USD/JPY Technical Outlook Brightens as Dragonfly Doji Signals Potential Trend Reversal

10 April 2025

 

Technical Analysis:
USD/JPY made an aggressive bullish reversal on Wednesday following President Trump’s announcement of a 90-day tariff pause on China, sparking a broad-based rally in risk assets and boosting short-term Treasury yields. The pair swiftly rebounded above key technical support levels, notably reclaiming the lower 21-day Bollinger Band at 145.99, alleviating immediate bearish pressures. This sharp recovery has considerably improved the pair's technical stance, highlighting increased bullish prospects in the near term.

The formation of a dragonfly doji candlestick provides a strong technical signal of potential trend reversal, suggesting the recent bearish momentum may have exhausted itself at the lows. To validate this bullish reversal, USD/JPY needs to decisively clear immediate technical hurdles at the 9-day EMA, currently at 147.69, and then the critical resistance at the March low of 148.18. A sustained break above these levels would shift the short-term trend back toward bullish territory, targeting further upside toward the psychologically important 150.00 barrier.

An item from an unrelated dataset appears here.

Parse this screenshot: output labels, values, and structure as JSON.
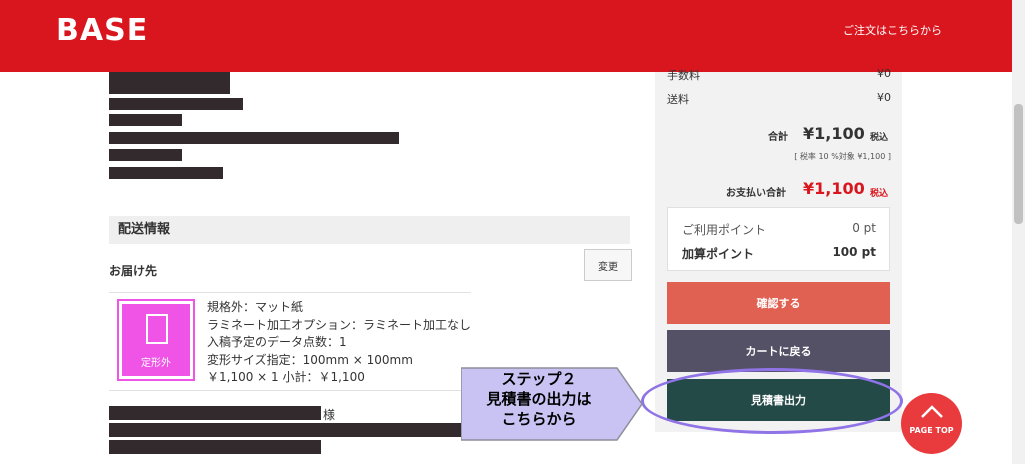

However, caution remains warranted, as volatility remains elevated ahead of Thursday’s key U.S. CPI data. Immediate downside protection is offered by the ascending trendline originating from January 2023 lows, now solid support at 143.75. A failure to sustain current gains followed by a retest and breach of this trendline support would restore bearish momentum, likely triggering further downside moves toward deeper technical levels around 143.00. Traders should therefore remain vigilant, closely monitoring price action around key resistance at 148.18 and critical support at 143.75 for directional clarity.